In other words, even if there was a 1% chance of a singularity, it would have enough impact that even believing in high AI risk is insufficient to get the population on your side.
This is why I do not think the post is correct, in a nutshell, and that I think the AI governance/digital democracy/privacy movements are way overestimating what costs can be imposed on AI companies (Also known as alignment taxes).
I think AI governance could be surprisingly useful. But attempts to slow things down significantly are mostly unrealistic for the time being.
(copying-pasting response from LessWrong:)
Good to read your thoughts.
I would agree that slowing further AI capability generalisation developments down by more than half in the next years is highly improbable. Got to work with what we have.

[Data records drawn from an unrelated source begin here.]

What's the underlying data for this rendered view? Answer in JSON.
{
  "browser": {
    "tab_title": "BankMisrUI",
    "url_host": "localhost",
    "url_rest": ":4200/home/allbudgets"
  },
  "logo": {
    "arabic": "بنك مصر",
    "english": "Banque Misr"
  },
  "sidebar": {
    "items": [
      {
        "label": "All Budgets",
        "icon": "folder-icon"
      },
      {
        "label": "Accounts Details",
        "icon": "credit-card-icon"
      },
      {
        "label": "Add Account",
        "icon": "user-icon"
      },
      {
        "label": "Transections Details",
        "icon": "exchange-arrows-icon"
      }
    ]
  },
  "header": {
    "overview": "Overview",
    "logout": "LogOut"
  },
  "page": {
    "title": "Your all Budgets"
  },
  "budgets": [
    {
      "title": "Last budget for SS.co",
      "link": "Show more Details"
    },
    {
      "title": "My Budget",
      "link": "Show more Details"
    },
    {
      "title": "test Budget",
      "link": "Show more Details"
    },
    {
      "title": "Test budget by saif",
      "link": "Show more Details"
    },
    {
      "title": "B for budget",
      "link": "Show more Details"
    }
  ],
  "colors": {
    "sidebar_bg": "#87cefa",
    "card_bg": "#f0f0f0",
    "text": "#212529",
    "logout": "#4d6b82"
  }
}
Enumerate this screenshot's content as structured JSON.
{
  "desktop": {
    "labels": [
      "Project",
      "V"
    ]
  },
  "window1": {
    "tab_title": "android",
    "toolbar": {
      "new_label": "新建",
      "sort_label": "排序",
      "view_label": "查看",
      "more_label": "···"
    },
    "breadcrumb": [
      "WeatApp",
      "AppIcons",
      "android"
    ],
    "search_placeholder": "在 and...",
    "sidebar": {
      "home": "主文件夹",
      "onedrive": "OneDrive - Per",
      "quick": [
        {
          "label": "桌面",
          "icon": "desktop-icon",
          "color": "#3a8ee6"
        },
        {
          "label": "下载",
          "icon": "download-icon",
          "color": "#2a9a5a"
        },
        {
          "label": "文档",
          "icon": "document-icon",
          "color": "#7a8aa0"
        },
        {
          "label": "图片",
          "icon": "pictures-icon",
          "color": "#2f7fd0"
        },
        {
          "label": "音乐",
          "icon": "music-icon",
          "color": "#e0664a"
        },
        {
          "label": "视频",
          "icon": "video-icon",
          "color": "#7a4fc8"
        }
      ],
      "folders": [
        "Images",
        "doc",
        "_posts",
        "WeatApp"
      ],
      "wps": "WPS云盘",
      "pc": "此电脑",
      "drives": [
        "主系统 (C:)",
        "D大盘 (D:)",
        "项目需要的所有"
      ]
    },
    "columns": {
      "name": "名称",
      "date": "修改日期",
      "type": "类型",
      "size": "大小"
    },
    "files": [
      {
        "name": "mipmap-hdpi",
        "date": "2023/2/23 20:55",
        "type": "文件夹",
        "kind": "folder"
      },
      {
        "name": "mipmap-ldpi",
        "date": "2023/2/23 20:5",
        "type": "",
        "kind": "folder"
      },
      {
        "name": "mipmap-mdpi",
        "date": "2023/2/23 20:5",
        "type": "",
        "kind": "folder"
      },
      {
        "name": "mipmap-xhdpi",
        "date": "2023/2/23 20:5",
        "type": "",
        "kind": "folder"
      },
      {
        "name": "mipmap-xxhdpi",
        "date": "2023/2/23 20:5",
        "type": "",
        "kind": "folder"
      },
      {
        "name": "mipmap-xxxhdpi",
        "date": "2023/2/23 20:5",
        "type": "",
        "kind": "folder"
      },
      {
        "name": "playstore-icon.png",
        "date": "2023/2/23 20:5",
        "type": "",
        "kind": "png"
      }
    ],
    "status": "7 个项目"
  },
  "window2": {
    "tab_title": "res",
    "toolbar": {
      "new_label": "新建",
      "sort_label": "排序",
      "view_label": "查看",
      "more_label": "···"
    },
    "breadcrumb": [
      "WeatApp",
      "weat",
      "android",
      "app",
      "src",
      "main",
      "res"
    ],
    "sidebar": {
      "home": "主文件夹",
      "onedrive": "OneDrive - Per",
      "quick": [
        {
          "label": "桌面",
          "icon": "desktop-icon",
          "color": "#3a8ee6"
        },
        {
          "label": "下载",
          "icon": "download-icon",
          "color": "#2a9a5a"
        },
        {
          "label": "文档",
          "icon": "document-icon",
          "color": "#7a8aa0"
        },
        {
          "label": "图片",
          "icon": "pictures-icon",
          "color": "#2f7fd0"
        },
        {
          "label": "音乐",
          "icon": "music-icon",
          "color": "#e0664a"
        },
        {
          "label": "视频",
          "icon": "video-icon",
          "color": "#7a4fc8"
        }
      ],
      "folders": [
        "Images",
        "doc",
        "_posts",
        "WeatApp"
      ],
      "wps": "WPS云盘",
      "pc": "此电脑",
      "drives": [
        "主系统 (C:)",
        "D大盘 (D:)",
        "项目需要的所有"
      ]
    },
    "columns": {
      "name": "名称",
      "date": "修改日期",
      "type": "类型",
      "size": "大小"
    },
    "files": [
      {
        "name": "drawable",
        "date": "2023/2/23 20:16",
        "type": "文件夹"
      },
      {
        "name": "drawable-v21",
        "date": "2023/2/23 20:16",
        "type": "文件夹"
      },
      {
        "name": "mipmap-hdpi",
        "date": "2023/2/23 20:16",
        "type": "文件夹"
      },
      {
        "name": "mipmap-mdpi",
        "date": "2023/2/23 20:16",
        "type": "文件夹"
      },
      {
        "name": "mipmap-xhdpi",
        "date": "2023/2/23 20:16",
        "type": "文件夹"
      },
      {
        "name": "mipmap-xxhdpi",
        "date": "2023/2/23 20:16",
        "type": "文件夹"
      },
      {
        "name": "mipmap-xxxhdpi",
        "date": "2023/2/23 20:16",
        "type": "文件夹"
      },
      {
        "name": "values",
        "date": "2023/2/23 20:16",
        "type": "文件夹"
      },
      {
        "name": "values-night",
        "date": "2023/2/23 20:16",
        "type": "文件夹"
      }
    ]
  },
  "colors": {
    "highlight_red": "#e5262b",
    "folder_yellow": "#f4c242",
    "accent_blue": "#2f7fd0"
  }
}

My mental model of the situation is different.
People engage in positively reinforcing dynamics around social prestige and market profit, even if what they are doing is net bad for what they care about over the long run.
People are mostly egocentric, and have difficulty connecting and relating, particularly in the current individualistic social signalling and “divide and conquer” market environment.
Scaling up deployable capabilities of AI has enough of a chance to reap extractive benefits for narcissistic/psychopathic tech leader types, that they will go ahead with it, while sowing the world with techno-optimistic visions that suit their strategy. That is, even though general AI will (cannot not) lead to wholesale destruction of everything we care about in the society and larger environment we’re part of.